В память врезался момент, когда была остановка поезда во Львове. Перед тем, как выйти подышать воздухом или курящим- покурить, офицер провёл с нами беседу: "Львов – это вам не Россия и даже не Украина- а Западная Украина. Местные жители – это потомки бандеровцев и тех, кто был против Советской власти. Остались и те, кто воевал на стороне фашистов. Русских здесь не любят, а Советских солдат- ненавидят. Приказываю: от поезда не отходить и быть начеку."


 Из Ивано-Франковска до Надворной ехало меньше десяти солдат.
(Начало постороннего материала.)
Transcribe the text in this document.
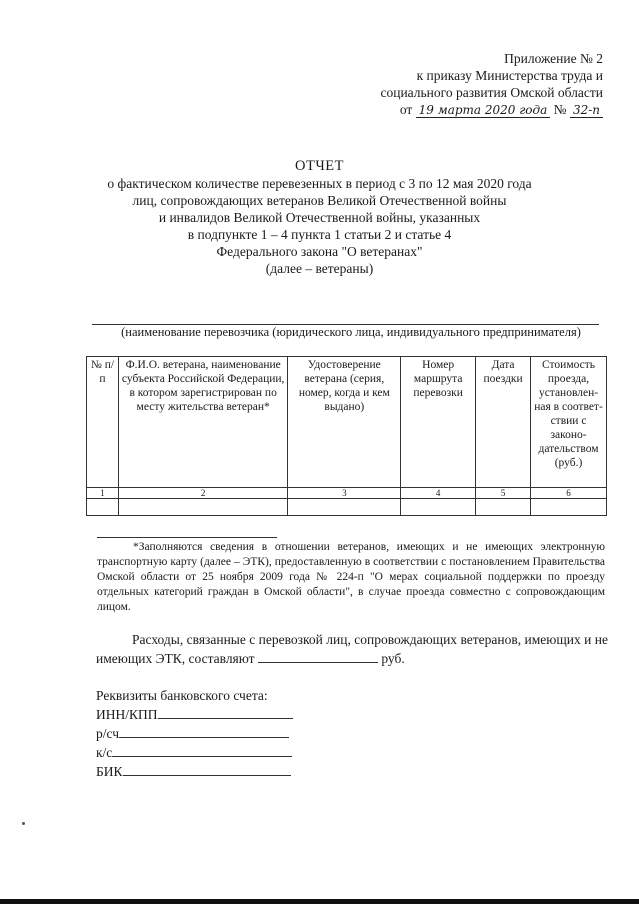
Приложение № 2
к приказу Министерства труда и
социального развития Омской области
от 19 марта 2020 года № 32-п
ОТЧЕТ
о фактическом количестве перевезенных в период с 3 по 12 мая 2020 года
лиц, сопровождающих ветеранов Великой Отечественной войны
и инвалидов Великой Отечественной войны, указанных
в подпункте 1 – 4 пункта 1 статьи 2 и статье 4
Федерального закона "О ветеранах"
(далее – ветераны)
(наименование перевозчика (юридического лица, индивидуального предпринимателя)
№ п/п	Ф.И.О. ветерана, наименование субъекта Российской Федерации, в котором зарегистрирован по месту жительства ветеран*	Удостоверение ветерана (серия, номер, когда и кем выдано)	Номер маршрута перевозки	Дата поездки	Стоимость проезда, установлен-ная в соответ-ствии с законо-дательством (руб.)
1	2	3	4	5	6

*Заполняются сведения в отношении ветеранов, имеющих и не имеющих электронную транспортную карту (далее – ЭТК), предоставленную в соответствии с постановлением Правительства Омской области от 25 ноября 2009 года № 224-п "О мерах социальной поддержки по проезду отдельных категорий граждан в Омской области", в случае проезда совместно с сопровождающим лицом.
Расходы, связанные с перевозкой лиц, сопровождающих ветеранов, имеющих и не имеющих ЭТК, составляют	руб.
Реквизиты банковского счета:
ИНН/КПП
р/сч
к/с
БИК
А там нас встретил прапорщик на грузовике, в который посадили меня, ещё одного младшего сержанта и трёх рядовых солдат.


 Воинская часть занимала довольно большую территорию и в неё входили не только ракетный технический дивизион, куда нас распределили после учебки, но там же были казармы и пехоты, и связистов, и других подразделений, огромная общая столовая и чайная- небольшой магазин-буфет.


Половина казармы, где располагался наш дивизион, была отгорожена ширмой с широким проходом, за которой находились солдаты-водители.


 Прапорщик отвёл нас в каптёрку – небольшое складское помещение, где мы сдали наше новенькое обмундирование, шинели и шапки, а взамен получили то же самое, только не по размеру и очень старое, в мазутных пятнах, якобы для работы, чтобы не пачкать новые вещи. Как потом выяснилось: всё новое отдали "дембелям" для увольнения, а нам в этом старье предстояло ходить ещё целый год. Но мы уже были готовы и к худшему, так как перед отъездом из учебки сержанты нам пообещали множество неприятных сюрпризов в "войсках" с весёлым напутствием: "Вешайтесь!"


 Отбой был в десять вечера, а подъём в шесть утра, как и в учебке, но мы были очень уставшие после дороги, и я моментально заснул… Вдруг примерно через час меня сильно толкнули в плечо. В полумраке надо мной склонилось трое солдат, одного из которых я узнал: это был моего призыва рядовой Гарбаджиу из Молдавии, но не из учебки, а уже служивший в этом дивизионе в войсках.


– Подъём, сержант. Мы тебя сказке учить будем.


– Какая сказка?! Утром расскажешь.


– Нет. Нужно срочно. Мне деды приказали. А если не выучишь до завтрашнего вечера, то нам обоим так навешают – родная мама не узнает.


– Я всё равно не запомню: память плохая.


– А ты запиши: вот тебе лист и карандаш.


 Мы отошли ближе к дежурному освещению и я, положив листок на тумбочку, записал примерно такой дембельский "фольклор":


"Шестьдесят пятый день прошёл, старшина-козёл домой ушёл… Дембель стал на день короче. Всем дедам спокойной ночи." Из "инструктажа" Молдавана – такая у него была незатейливая кличка, я понял, что деды будут нас "салаг" вызывать в любое время, а мы должны вести счёт: сколько дней им осталось до дембеля или официального дня начала увольнения их призыва. Ну и, естественно, рассказывать им эту "дембельскую сказку". Меня разбудили не первым: младший сержант Альберт, который прибыл со мной, тоже не спал и читал эту "сказку". Разговаривать с ним я не стал, так как он мне показался очень замкнутым, и я быстро уснул.


 На утро, по команде "Технический дивизион, подъём!", мы быстренько оделись, застелили наши койки и собирались идти умываться, как нас, всех пятерых, прибывших из учебки, остановил сержант Асланов, тот самый высокий усатый азербайджанец.


– Куда?! Вернитесь и застелите остальные койки.


– Какие? Мы свои застелили.


– Вот эти…


 И сержант указал нам на девять коек, причём на двух из них продолжали ещё спать деды. Приказ сержанта, да ещё и деда, пришлось выполнять. Только рядовой Мамедов воспользовался своим положением "зёмы": кое как застелил одну кровать, а нам каждому досталось по две.